Here, the Montagues and Capulets are political rivals, as patersfamilias square off in an aldermanic race, the quintessential Chicago event for bombast and one-upmanship. With Jonathan Hammel's evocative stonework-and-columns set, June Kingsbury's elaborate costumes and Anne Willingham's impressive lighting transitions, this Romeo & Juliet sits comfortably in its new surroundings. Meanwhile, a small band, under the direction of Paul Carrol Binkley, plunks out some jaunty campaign tunes and incidental themes.
There are occasional visual nods to the science and innovation the exposition came to represent, but eventually we settle into the famous story — and once the titular star-cross'd lovers' romantic entanglements are afoot, the Chicago ambience becomes a bit of an afterthought.
But that's quite all right, because there's a story to be told, and Wilkerson has assembled an agreeable mix of veteran players and relative newcomers, most all of whom have some clue about the poetry. Bedrock Nashville thespians like Chip Arnold, Jeff Boyet and Randall Lancaster give lucid and literate readings of their roles, while Peter Vann as Mercutio and Ben Van Diepen as Tybalt dramatically set the family conflict into motion.
In the middle of things is Martha Wilkinson as Juliet's Nurse. Wilkinson delivers her lines with a thick brogue and an Irish washerwoman enthusiasm that initially threatens cliché. But true to her professionalism and versatility, she reins in the excess and delivers a diverse and moving portrayal that re-establishes the character as the play's pivot point, a touchstone for both high humor and abject tragedy.

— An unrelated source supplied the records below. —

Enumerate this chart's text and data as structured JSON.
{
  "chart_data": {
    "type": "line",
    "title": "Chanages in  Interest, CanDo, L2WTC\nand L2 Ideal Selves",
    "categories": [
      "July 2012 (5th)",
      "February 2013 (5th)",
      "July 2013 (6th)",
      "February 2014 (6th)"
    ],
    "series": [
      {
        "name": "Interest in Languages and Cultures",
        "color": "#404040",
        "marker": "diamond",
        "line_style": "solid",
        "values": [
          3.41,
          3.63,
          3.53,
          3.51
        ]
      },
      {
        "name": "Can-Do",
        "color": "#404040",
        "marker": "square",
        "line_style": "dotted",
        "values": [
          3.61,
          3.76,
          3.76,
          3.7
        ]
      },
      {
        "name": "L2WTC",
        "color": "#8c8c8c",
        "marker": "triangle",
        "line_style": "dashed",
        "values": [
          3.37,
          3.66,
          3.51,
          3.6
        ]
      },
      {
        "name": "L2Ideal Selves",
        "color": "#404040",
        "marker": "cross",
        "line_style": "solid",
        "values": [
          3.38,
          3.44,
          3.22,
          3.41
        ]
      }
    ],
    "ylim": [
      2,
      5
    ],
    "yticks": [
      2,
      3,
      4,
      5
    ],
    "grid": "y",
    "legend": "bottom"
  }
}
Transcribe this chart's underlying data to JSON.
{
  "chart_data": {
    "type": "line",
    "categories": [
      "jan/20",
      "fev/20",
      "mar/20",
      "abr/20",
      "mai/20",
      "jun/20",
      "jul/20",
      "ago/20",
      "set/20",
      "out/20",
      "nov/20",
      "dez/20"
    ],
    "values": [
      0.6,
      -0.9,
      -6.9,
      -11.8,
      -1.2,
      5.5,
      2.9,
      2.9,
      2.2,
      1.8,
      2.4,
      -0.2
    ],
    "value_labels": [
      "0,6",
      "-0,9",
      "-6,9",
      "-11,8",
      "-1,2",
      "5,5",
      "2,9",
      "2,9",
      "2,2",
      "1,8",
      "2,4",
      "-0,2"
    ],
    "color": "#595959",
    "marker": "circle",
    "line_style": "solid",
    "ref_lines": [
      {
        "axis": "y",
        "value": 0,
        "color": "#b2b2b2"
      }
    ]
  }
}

Young Matthew Raich, seen earlier this season in a small but noteworthy role in Blackbird Theater's Arcadia, is Romeo, and while his performance doesn't embody the highest level of classical declamation, his passion makes up for it. He comes off as a likable lad, someone worth rooting for, and he admirably meets the production's fairly stiff physical demands, especially in the exhilarating balcony scene. His is a somewhat low-key but affecting reading, and when he speaks of Juliet's "strong proof of chastity," we might even believe in romantic idealism again.
And now a few words in praise of wispy Emily Landham, whose Juliet clearly ranks among the finest individual performances on an open-air Nashville stage in some time. Not that Juliet was ever a shrinking violet, but Landham's lassie is a spunky Chicago girl with vision for herself, a fiery concern for her beloved, and an articulate determination that clearly lets us know who's in charge. Landham's quick and wiry presence projects both youthful femininity and precocious tough-mindedness. Better still, she has a great gift for speaking the Bard, finding novel approaches to enunciation and elision that result in something pretty close to conversational speech. Bravo for that. Her scenes with Wilkinson and Raich are the heart of this production.
Of course, Chicago or not, the play's rather gruesome ending is still intact. It's no Titus Andronicus, but by the final curtain, Mercutio, Tybalt, Paris, Romeo and Juliet are all gone, and we're left with Friar Laurence's rather obvious and windy wrap-up.
Regardless, this Romeo & Juliet makes for a fine evening of theater. Rain threatened opening night, and things started a little late, but the faithful (and slightly) damp audience was well-rewarded with strong performances and imaginative direction. Nashville Shakepeare Festival's bold foray into the Second City proves to be a first-class production.